Temperature measurements of supercooled micrometer sized water droplets

The thermodynamic properties of water exhibit a variety of anomalies. Many of them are enhanced in the supercooled region. These properties are essential for various chemical and physical processes such as the development of life or the formation of clouds. One interpretation predicts that water's anomalies are the consequence of a hypothetical liquid-liquid phase transition below the homogeneous nucleation temperature at -41°C. The investigation of water in that temperature region is extremely challenging, as at such low temperatures liquid water crystallizes extremely fast within a few microseconds.

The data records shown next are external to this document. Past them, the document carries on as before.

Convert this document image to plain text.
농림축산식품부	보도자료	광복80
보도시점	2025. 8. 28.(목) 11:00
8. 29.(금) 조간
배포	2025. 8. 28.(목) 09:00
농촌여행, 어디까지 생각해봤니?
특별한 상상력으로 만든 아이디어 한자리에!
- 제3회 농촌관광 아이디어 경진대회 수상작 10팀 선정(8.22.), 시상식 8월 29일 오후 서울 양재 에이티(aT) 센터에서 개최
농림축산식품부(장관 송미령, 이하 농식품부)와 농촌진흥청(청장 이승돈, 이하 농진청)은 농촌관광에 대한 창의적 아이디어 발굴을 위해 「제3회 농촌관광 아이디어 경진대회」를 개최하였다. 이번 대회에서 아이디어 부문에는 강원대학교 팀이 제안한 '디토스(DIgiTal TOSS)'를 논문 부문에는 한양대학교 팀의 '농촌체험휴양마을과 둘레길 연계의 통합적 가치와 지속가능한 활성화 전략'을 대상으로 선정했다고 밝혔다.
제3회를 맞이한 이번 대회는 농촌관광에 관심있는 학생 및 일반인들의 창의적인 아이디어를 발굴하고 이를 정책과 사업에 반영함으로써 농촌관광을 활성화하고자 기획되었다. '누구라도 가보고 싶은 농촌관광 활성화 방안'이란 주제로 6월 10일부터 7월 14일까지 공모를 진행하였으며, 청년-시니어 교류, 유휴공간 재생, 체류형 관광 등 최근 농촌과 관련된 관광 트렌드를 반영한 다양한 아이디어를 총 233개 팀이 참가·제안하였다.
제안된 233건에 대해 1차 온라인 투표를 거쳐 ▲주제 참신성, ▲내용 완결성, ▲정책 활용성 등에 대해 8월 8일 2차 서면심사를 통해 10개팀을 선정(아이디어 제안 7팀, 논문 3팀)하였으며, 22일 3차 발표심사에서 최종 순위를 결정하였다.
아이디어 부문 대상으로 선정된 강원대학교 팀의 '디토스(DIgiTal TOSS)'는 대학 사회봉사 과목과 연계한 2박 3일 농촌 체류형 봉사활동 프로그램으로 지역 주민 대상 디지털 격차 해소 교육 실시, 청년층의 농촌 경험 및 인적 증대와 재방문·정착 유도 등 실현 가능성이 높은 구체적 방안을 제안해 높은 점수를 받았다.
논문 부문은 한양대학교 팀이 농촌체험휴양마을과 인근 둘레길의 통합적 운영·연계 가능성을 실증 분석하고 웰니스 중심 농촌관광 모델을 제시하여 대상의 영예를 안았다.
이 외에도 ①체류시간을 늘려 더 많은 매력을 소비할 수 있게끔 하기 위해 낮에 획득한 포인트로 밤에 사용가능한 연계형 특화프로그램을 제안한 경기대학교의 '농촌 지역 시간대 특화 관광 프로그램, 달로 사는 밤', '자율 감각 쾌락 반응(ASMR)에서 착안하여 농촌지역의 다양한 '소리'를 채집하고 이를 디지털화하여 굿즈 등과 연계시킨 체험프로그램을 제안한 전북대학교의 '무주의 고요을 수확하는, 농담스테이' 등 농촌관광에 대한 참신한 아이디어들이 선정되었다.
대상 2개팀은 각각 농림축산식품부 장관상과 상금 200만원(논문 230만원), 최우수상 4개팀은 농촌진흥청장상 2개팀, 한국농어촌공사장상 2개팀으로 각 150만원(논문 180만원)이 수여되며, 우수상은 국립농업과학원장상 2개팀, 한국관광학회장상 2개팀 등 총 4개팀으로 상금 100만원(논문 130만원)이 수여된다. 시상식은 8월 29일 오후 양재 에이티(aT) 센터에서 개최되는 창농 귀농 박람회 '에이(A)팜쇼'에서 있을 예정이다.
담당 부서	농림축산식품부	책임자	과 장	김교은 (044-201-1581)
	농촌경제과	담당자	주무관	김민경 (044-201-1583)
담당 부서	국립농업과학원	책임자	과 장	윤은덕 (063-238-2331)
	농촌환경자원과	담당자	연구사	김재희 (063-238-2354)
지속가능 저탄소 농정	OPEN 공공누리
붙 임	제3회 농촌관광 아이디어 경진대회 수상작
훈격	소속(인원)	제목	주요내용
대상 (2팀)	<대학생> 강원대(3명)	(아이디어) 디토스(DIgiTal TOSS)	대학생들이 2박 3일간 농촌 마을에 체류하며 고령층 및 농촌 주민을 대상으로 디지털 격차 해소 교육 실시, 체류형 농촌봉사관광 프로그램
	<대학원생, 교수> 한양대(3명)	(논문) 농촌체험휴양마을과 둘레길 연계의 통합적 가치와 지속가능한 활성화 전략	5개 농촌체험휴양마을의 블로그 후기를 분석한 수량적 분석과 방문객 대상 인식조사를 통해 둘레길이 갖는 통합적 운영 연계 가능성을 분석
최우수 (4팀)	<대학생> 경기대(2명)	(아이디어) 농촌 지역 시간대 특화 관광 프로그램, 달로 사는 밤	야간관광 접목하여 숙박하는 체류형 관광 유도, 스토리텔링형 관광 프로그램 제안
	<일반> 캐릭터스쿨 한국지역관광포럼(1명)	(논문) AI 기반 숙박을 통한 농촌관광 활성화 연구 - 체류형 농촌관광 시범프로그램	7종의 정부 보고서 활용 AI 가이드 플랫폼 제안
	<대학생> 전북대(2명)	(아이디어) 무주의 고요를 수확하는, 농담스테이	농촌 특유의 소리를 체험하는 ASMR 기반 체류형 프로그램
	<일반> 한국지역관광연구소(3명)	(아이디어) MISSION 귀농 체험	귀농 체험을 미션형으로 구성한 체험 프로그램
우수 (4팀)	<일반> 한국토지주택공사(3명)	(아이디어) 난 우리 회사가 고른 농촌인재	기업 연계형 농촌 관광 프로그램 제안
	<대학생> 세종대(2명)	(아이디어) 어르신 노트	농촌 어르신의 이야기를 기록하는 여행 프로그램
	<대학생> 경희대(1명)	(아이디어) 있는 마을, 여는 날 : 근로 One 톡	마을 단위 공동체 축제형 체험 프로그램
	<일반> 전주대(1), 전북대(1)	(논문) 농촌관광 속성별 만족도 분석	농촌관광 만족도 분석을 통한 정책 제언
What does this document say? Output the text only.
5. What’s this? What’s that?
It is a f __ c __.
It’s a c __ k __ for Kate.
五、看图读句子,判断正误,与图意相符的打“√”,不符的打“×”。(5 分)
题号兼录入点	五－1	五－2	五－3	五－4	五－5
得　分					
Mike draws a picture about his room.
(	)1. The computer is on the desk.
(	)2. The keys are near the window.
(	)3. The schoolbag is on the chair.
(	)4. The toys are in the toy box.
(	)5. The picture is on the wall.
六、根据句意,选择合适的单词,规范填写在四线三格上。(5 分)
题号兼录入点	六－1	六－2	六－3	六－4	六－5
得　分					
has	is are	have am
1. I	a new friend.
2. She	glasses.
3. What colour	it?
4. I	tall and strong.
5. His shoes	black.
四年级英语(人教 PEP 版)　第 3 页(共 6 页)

Water jets consisting of micrometer sized droplets injected in vacuum offer due to the evaporative cooling with cooling rates up to 106 Ks-1 the unique opportunity to examine the crystallization dynamics of water in this extremely supercooled region. However, the accurate knowledge of the instantaneous temperature of the droplets is a challenge as it is not possible to have a thermometer inside such objects. Previous experiments estimated the droplet temperature with calculations based on the kinetic model of evaporative cooling, using experimental parameters that are not always available with the necessary precision. Therefore, the direct and precise measurement of the droplet temperature is a mandatory step for further investigations of the crystallization dynamics of supercooled water. For this purpose Raman light scattering is ideal. Resonances in the Raman signal allow determining the droplet size as a function of residence time in the vacuum with a precision better than 0.2 %. This droplet size can be translated with a Knudsen evaporative model into a temperature and is compared with results from ordinary Raman thermometry. It was found that water can remain liquid down to 230.6 +/- 0.6 K. Raman spectra of water in the OH stretch region are found to exhibit a gradual blue-shift upon cooling.